Lo que contó, básicamente, es cómo somos derrotados, al principio por los demás, después por nosotros mismos. Como era español lo hizo entre grandes voces, con un énfasis centrado más en lo ridículo que en lo patético, persiguiendo a los personajes con la cámara como un cotilla más, para no perder un detalle de la incomprensible turbamulta en la que nos sentimos protegidos e infelices. El hambre y la injusticia convertida en espectáculo que no disgusta ni a los hambrientos, la ingenua estupidez de todo un pueblo soñando un maná de panes y longanizas, la brutalidad de los engranajes sociales que construimos con nuestra propia debilidad, con sonrisas cobardes, con nuestra tierna villanía. Un hombre quiere casarse y tener un piso, un hombre vulgar y corriente, un hombre de cafelito y paseos por el parque y novia de toda la vida, y para conseguirlo se convierte en verdugo.
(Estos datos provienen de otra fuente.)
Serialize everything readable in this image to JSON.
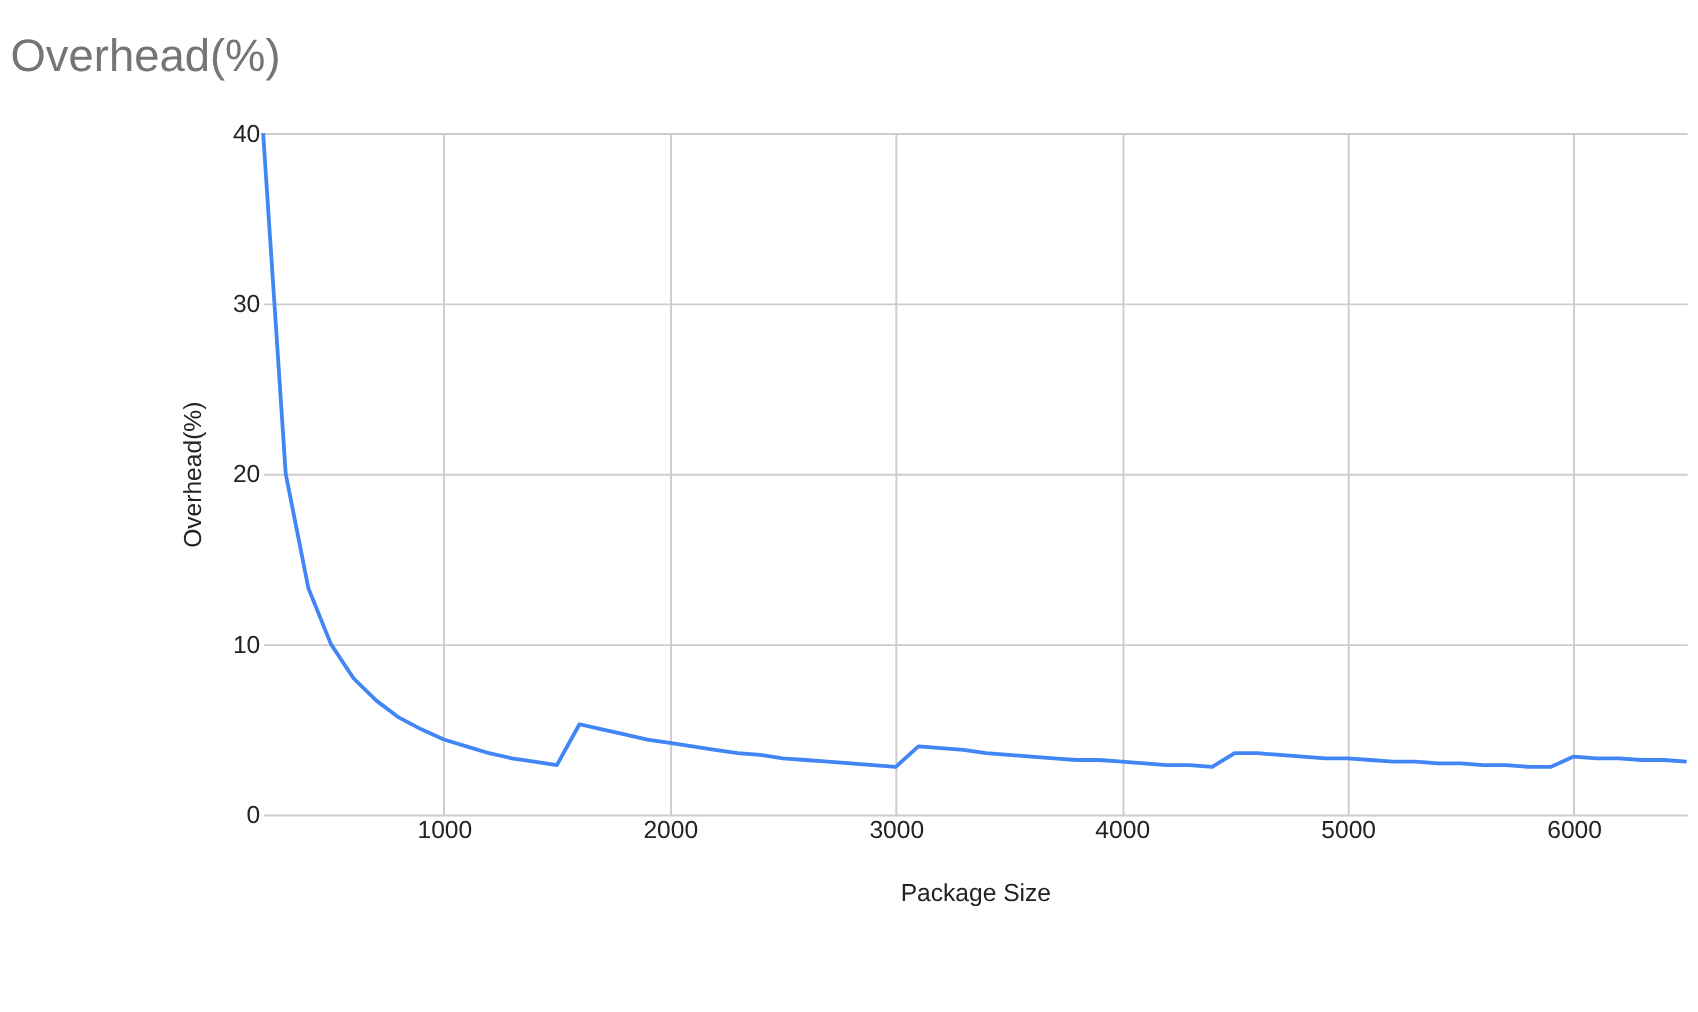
{
  "chart_data": {
    "type": "line",
    "title": "Overhead(%)",
    "xlabel": "Package Size",
    "ylabel": "Overhead(%)",
    "x": [
      200,
      300,
      400,
      500,
      600,
      700,
      800,
      900,
      1000,
      1100,
      1200,
      1300,
      1400,
      1500,
      1600,
      1700,
      1800,
      1900,
      2000,
      2100,
      2200,
      2300,
      2400,
      2500,
      2600,
      2700,
      2800,
      2900,
      3000,
      3100,
      3200,
      3300,
      3400,
      3500,
      3600,
      3700,
      3800,
      3900,
      4000,
      4100,
      4200,
      4300,
      4400,
      4500,
      4600,
      4700,
      4800,
      4900,
      5000,
      5100,
      5200,
      5300,
      5400,
      5500,
      5600,
      5700,
      5800,
      5900,
      6000,
      6100,
      6200,
      6300,
      6400,
      6500
    ],
    "series": [
      {
        "color": "#4285f4",
        "values": [
          40,
          20,
          13.3,
          10,
          8,
          6.7,
          5.7,
          5,
          4.4,
          4,
          3.6,
          3.3,
          3.1,
          2.9,
          5.3,
          5,
          4.7,
          4.4,
          4.2,
          4,
          3.8,
          3.6,
          3.5,
          3.3,
          3.2,
          3.1,
          3,
          2.9,
          2.8,
          4,
          3.9,
          3.8,
          3.6,
          3.5,
          3.4,
          3.3,
          3.2,
          3.2,
          3.1,
          3,
          2.9,
          2.9,
          2.8,
          3.6,
          3.6,
          3.5,
          3.4,
          3.3,
          3.3,
          3.2,
          3.1,
          3.1,
          3,
          3,
          2.9,
          2.9,
          2.8,
          2.8,
          3.4,
          3.3,
          3.3,
          3.2,
          3.2,
          3.1
        ]
      }
    ],
    "xlim": [
      200,
      6500
    ],
    "xticks": [
      1000,
      2000,
      3000,
      4000,
      5000,
      6000
    ],
    "ylim": [
      0,
      40
    ],
    "yticks": [
      0,
      10,
      20,
      30,
      40
    ],
    "grid": true,
    "marker": "none",
    "line_style": "solid"
  }
}
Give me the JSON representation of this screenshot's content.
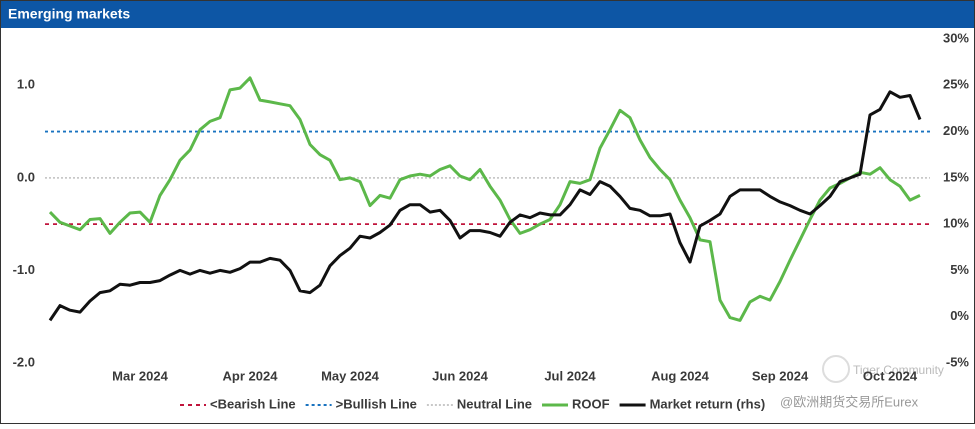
{
  "chart_data": {
    "type": "line",
    "title": "Emerging markets",
    "categories": [
      null,
      null,
      null,
      null,
      null,
      null,
      null,
      null,
      null,
      "Mar 2024",
      null,
      null,
      null,
      null,
      null,
      null,
      null,
      null,
      null,
      null,
      "Apr 2024",
      null,
      null,
      null,
      null,
      null,
      null,
      null,
      null,
      null,
      "May 2024",
      null,
      null,
      null,
      null,
      null,
      null,
      null,
      null,
      null,
      null,
      "Jun 2024",
      null,
      null,
      null,
      null,
      null,
      null,
      null,
      null,
      null,
      null,
      "Jul 2024",
      null,
      null,
      null,
      null,
      null,
      null,
      null,
      null,
      null,
      null,
      "Aug 2024",
      null,
      null,
      null,
      null,
      null,
      null,
      null,
      null,
      null,
      "Sep 2024",
      null,
      null,
      null,
      null,
      null,
      null,
      null,
      null,
      null,
      null,
      "Oct 2024",
      null,
      null,
      null
    ],
    "reference_lines": [
      {
        "name": "<Bearish Line",
        "value": -0.5,
        "color": "#c0143c"
      },
      {
        "name": ">Bullish Line",
        "value": 0.5,
        "color": "#1a73c0"
      },
      {
        "name": "Neutral Line",
        "value": 0,
        "color": "#c8c8c8"
      }
    ],
    "series": [
      {
        "name": "ROOF",
        "color": "#5cb84a",
        "values": [
          -0.37,
          -0.48,
          -0.52,
          -0.56,
          -0.45,
          -0.44,
          -0.6,
          -0.48,
          -0.38,
          -0.37,
          -0.48,
          -0.19,
          -0.02,
          0.19,
          0.3,
          0.52,
          0.61,
          0.65,
          0.95,
          0.97,
          1.08,
          0.84,
          0.82,
          0.8,
          0.78,
          0.63,
          0.36,
          0.25,
          0.19,
          -0.02,
          0.0,
          -0.04,
          -0.3,
          -0.19,
          -0.22,
          -0.02,
          0.02,
          0.04,
          0.02,
          0.09,
          0.13,
          0.02,
          -0.02,
          0.09,
          -0.09,
          -0.24,
          -0.45,
          -0.6,
          -0.56,
          -0.5,
          -0.45,
          -0.29,
          -0.04,
          -0.06,
          -0.02,
          0.32,
          0.52,
          0.73,
          0.65,
          0.41,
          0.22,
          0.09,
          -0.02,
          -0.24,
          -0.43,
          -0.67,
          -0.69,
          -1.32,
          -1.51,
          -1.54,
          -1.34,
          -1.28,
          -1.32,
          -1.12,
          -0.89,
          -0.67,
          -0.45,
          -0.24,
          -0.11,
          -0.06,
          0,
          0.06,
          0.04,
          0.11,
          -0.02,
          -0.09,
          -0.24,
          -0.19
        ]
      },
      {
        "name": "Market return (rhs)",
        "color": "#111111",
        "axis": "y2",
        "values": [
          -0.4,
          1.2,
          0.7,
          0.5,
          1.7,
          2.6,
          2.8,
          3.5,
          3.4,
          3.7,
          3.7,
          3.9,
          4.5,
          5.0,
          4.6,
          5.0,
          4.7,
          5.0,
          4.8,
          5.2,
          5.9,
          5.9,
          6.3,
          6.1,
          5.0,
          2.8,
          2.6,
          3.4,
          5.5,
          6.6,
          7.4,
          8.7,
          8.5,
          9.1,
          9.9,
          11.5,
          12.1,
          12.1,
          11.3,
          11.5,
          10.4,
          8.5,
          9.3,
          9.3,
          9.1,
          8.7,
          10.2,
          11.0,
          10.7,
          11.2,
          11.0,
          11.0,
          12.1,
          13.7,
          13.2,
          14.6,
          14.1,
          13.0,
          11.7,
          11.5,
          10.9,
          10.9,
          11.1,
          8.0,
          5.9,
          9.8,
          10.4,
          11.1,
          13.0,
          13.7,
          13.7,
          13.7,
          13.0,
          12.4,
          12.0,
          11.5,
          11.1,
          12.0,
          13.0,
          14.6,
          15.0,
          15.4,
          21.8,
          22.4,
          24.3,
          23.7,
          23.9,
          21.3
        ]
      }
    ],
    "ylim": [
      -2,
      1.5
    ],
    "yticks": [
      {
        "value": -2,
        "label": "-2.0"
      },
      {
        "value": -1,
        "label": "-1.0"
      },
      {
        "value": 0,
        "label": "0.0"
      },
      {
        "value": 1,
        "label": "1.0"
      }
    ],
    "y2lim": [
      -5,
      30
    ],
    "y2ticks": [
      {
        "value": -5,
        "label": "-5%"
      },
      {
        "value": 0,
        "label": "0%"
      },
      {
        "value": 5,
        "label": "5%"
      },
      {
        "value": 10,
        "label": "10%"
      },
      {
        "value": 15,
        "label": "15%"
      },
      {
        "value": 20,
        "label": "20%"
      },
      {
        "value": 25,
        "label": "25%"
      },
      {
        "value": 30,
        "label": "30%"
      }
    ],
    "legend": "bottom",
    "watermarks": [
      "Tiger Community",
      "@欧洲期货交易所Eurex"
    ]
  }
}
Oh, por supuesto, se resiste, temblando de miedo y asco, pero termina afrontando el curro, lo llevan a rastras y entre lágrimas hasta el garrote vil, y una vez que ha asesinado, exhausto, se lo dice a su suegro:
-No lo volveré a hacer jamás.
-Ah, eso mismo dije yo la primera vez.
En su cine puede haber ternura, no lo niego, pero no se salva nadie. Nadie alcanza una mísera techumbre de dignidad donde guarecerse más de cinco minutos. A veces, por supuesto, hay fogonazos de amor, gestos de cariño, un esbozo de generosidad, comprensión o piedad, pero se disuelven como un humo tenue en la atmósfera de lo grotesco. Quizás su última buena película fue La escopeta nacional, una descarnada sátira de la corrupción en el tardofranquismo, una galería de villanos e imbéciles que no dejan de parlotear todo el rato en una cacería donde todos son cazadores y todos piezas a cazar. Después la libertad destruyó ese sutil y brutal entramado que durante más de veinte años mantuvo entre un realismo costumbrista, un destructivo y ecuménico humor del absurdo y la alusión como instrumento más apropiado para el retrato moral de una sociedad. Cada vez fue más explícito, es decir, menos interesante. En La vaquilla soldados republicanos y soldados franquistas terminan, por puro accidente, bañándose desnudos en un riachuelo, donde ríen y juegan, despojados de uniformes e insignias, una imagen poderosa, y repentina y desgraciadamente un personaje le dice a su superior:
-Fíjese, teniente, aquí en pelotas todos somos iguales.
Fue el último austrohúngaro y el primer director de cine español.